Otro de los anuncios fue el plan habitacional «Caldenia». Sostuvo entonces que «este plan no es futuro, es presente, es una realidad y se comenzará a construir este año (2019), y más de 200 familias podrán orgullosamente decir esta es mi casa». Seis meses más tarde, es un gran terreno baldío, donde una motoniveladora marcó algunas calles. Centenares de familias se inscribieron con el sueño de la casa propia. Muchas esperan ahora ser beneficiados con una de las viviendas sociales que impulsa el gobierno provincial.

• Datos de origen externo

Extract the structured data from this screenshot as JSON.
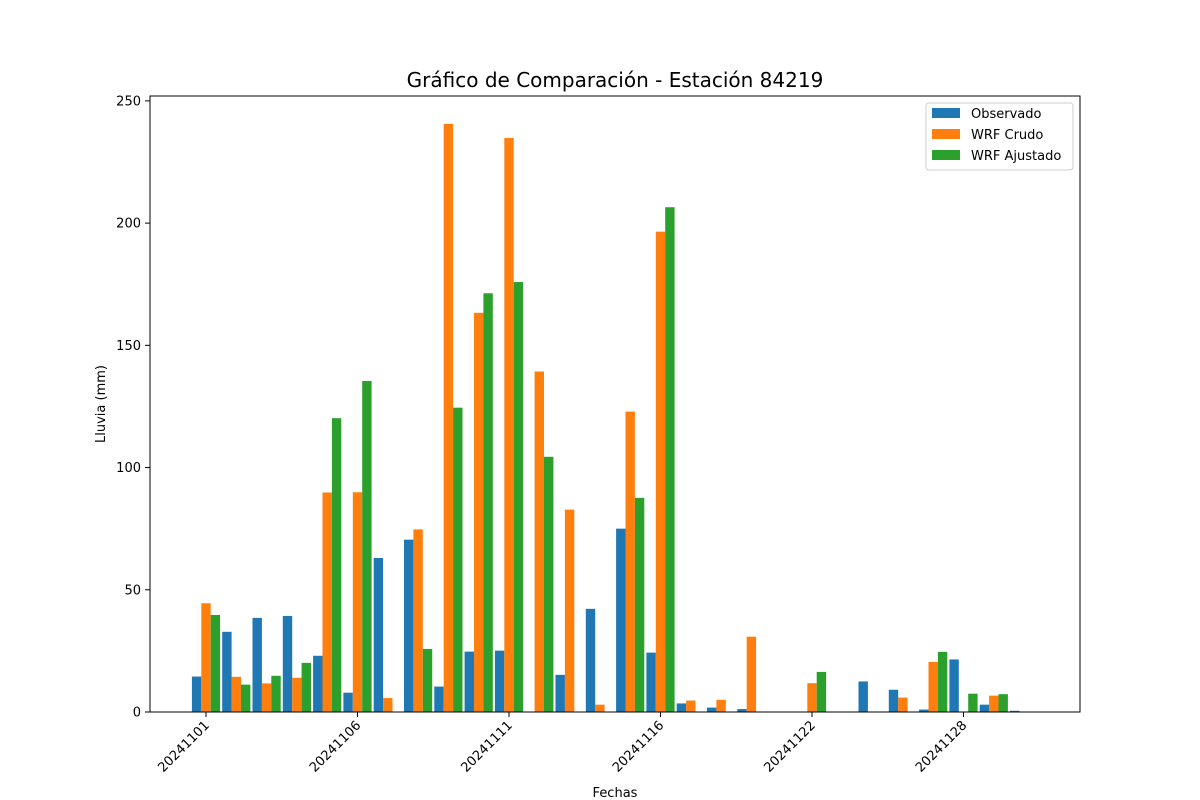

«El techo y la tierra son fundamentales para el desarrollo de los vínculos, de la familia, luego de más de dos años de estar construidas entregamos 122 viviendas, concretamos 122 sueños , 122 anhelos, 122 proyectos de vida, que pueden decir mi casa». Parte de verdad tuvo aquella frase. Esas viviendas fueron construidas durante la gestión de Facundo Sola y no fueron entregadas porque faltaban las obras complementarias. Le tocó a ella cortar las cintas.
El proyecto Caldenia también fue caballito de batalla durante la campaña política. «Somos conscientes del déficit habitacional y que la casa pasa a ser la primera escuela de valores. Gestionamos y concretamos la adquisición, titularidad y subdivisión del predio destinado al proyecto urbanístico Caldenia, que no es futuro, es presente, es una realidad que se comenzará a construir este año y donde más de 200 familias podrán, orgullosas, decir mi casa». Afirmó enancada en las promesas de un gobierno nacional que dejó a toda La Pampa sin viviendas, entre tantas otras cosas en que discriminó a nuestra provincia.

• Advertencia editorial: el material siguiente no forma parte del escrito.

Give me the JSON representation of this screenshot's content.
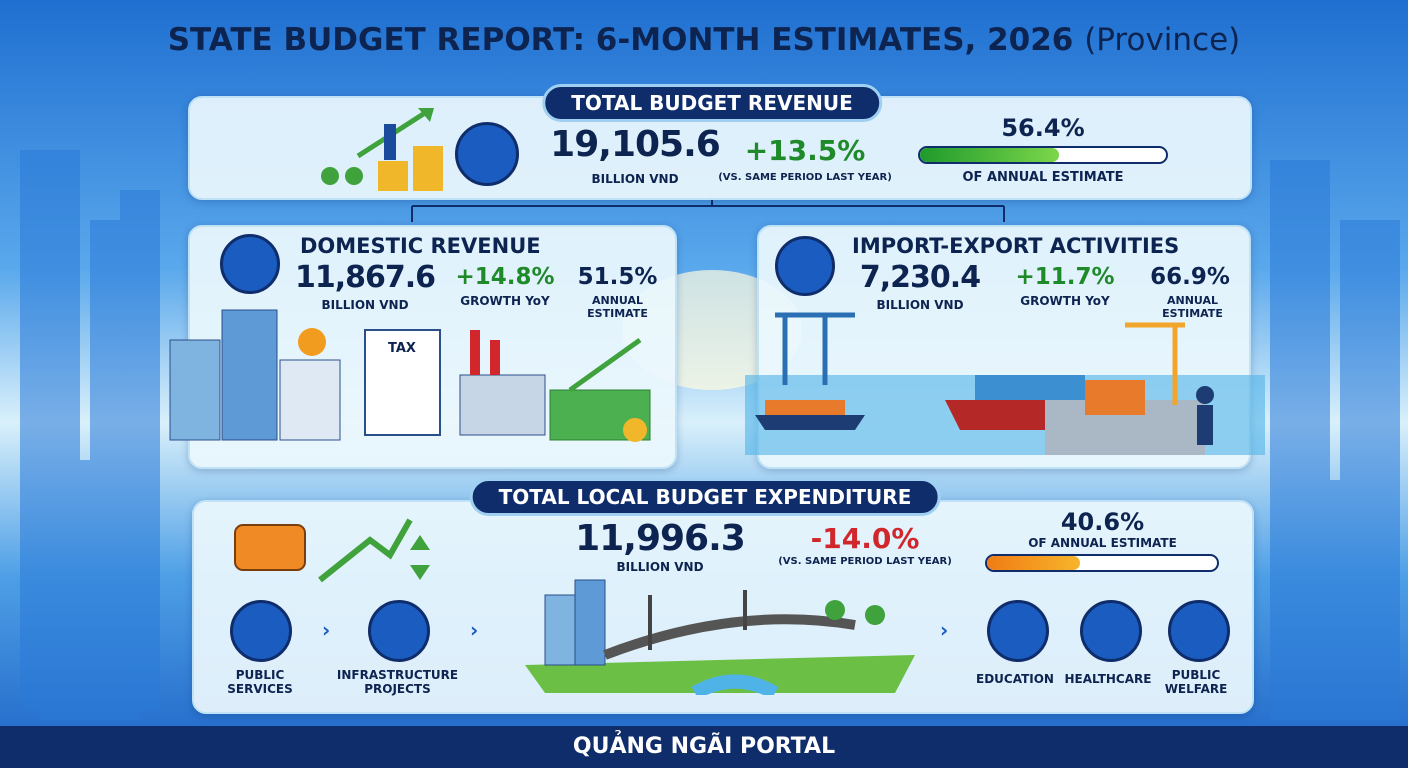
{
  "title": "STATE BUDGET REPORT: 6-MONTH ESTIMATES, 2026",
  "title_suffix": "(Province)",
  "revenue": {
    "heading": "TOTAL BUDGET REVENUE",
    "amount": "19,105.6",
    "unit": "BILLION VND",
    "change": "+13.5%",
    "change_note": "(VS. SAME PERIOD LAST YEAR)",
    "progress": {
      "value": 56.4,
      "label": "56.4%"
    },
    "progress_note": "OF ANNUAL ESTIMATE"
  },
  "domestic": {
    "heading": "DOMESTIC REVENUE",
    "amount": "11,867.6",
    "unit": "BILLION VND",
    "growth": "+14.8%",
    "growth_note": "GROWTH YoY",
    "share": "51.5%",
    "share_note": "ANNUAL ESTIMATE",
    "illustration_label": "TAX"
  },
  "import_export": {
    "heading": "IMPORT-EXPORT ACTIVITIES",
    "amount": "7,230.4",
    "unit": "BILLION VND",
    "growth": "+11.7%",
    "growth_note": "GROWTH YoY",
    "share": "66.9%",
    "share_note": "ANNUAL ESTIMATE"
  },
  "expenditure": {
    "heading": "TOTAL LOCAL BUDGET  EXPENDITURE",
    "amount": "11,996.3",
    "unit": "BILLION VND",
    "change": "-14.0%",
    "change_note": "(VS. SAME PERIOD LAST YEAR)",
    "progress": {
      "value": 40.6,
      "label": "40.6%"
    },
    "progress_note": "OF ANNUAL ESTIMATE",
    "flow": [
      "PUBLIC SERVICES",
      "INFRASTRUCTURE PROJECTS"
    ],
    "sectors": [
      "EDUCATION",
      "HEALTHCARE",
      "PUBLIC WELFARE"
    ]
  },
  "footer": "QUẢNG NGÃI PORTAL"
}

«El gobierno nacional dispuso una partida de 126 millones de pesos para Realicó, con una contraparte de la empresa constructora y el municipio de 424 millones de pesos. Esto generará movimiento comercial, posibilidad de mano de obra, y activación del consumo interno». Los fondos nunca llegaron.

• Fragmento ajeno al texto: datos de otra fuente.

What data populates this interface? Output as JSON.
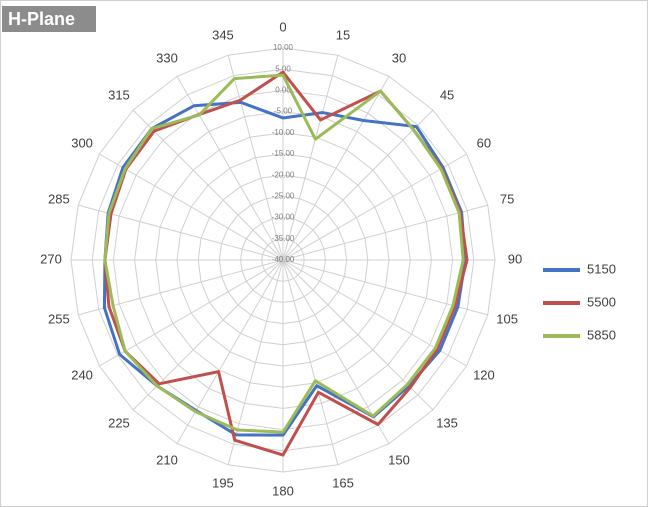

José Alvarez, ahora intendente electo, había salido al cruce y pidió entonces «no hay que jugar con las ilusiones de las familias, cuando se promete una vivienda».
A meses de aquellos anuncios rutilantes y con perfume a electoralistas, quienes pensaron mal no se equivocaron, lamentablemente para los realiquenses que siguen esperando un techo y para los que hoy continúan padeciendo la vetustez e incomodidades que entrega el obsoleto edificio de la «vieja» terminal de ómnibus.
Solo la obra del «Centro de Día», destinado a jóvenes y adultos con discapacidad moderada a severo-profundo se está construyendo. El proyecto cuenta con la gestión del director de Discapacidad de La Pampa Iván Poggio y el edificio de trescientos metros cuadrados se construye en un predio ubicado en calles Primera Junta y Francia con un presupuesto de 9 millones de pesos.
A las promesas se las llevó el viento y el castillo de arena fue arrastrado por la misma marejada que en formato de votos arrastró el sueño continuista de un gobierno basado en promesas mentirosas que vino a hacer lo conveniente para el interés de sus integrantes y de los sectores que representan.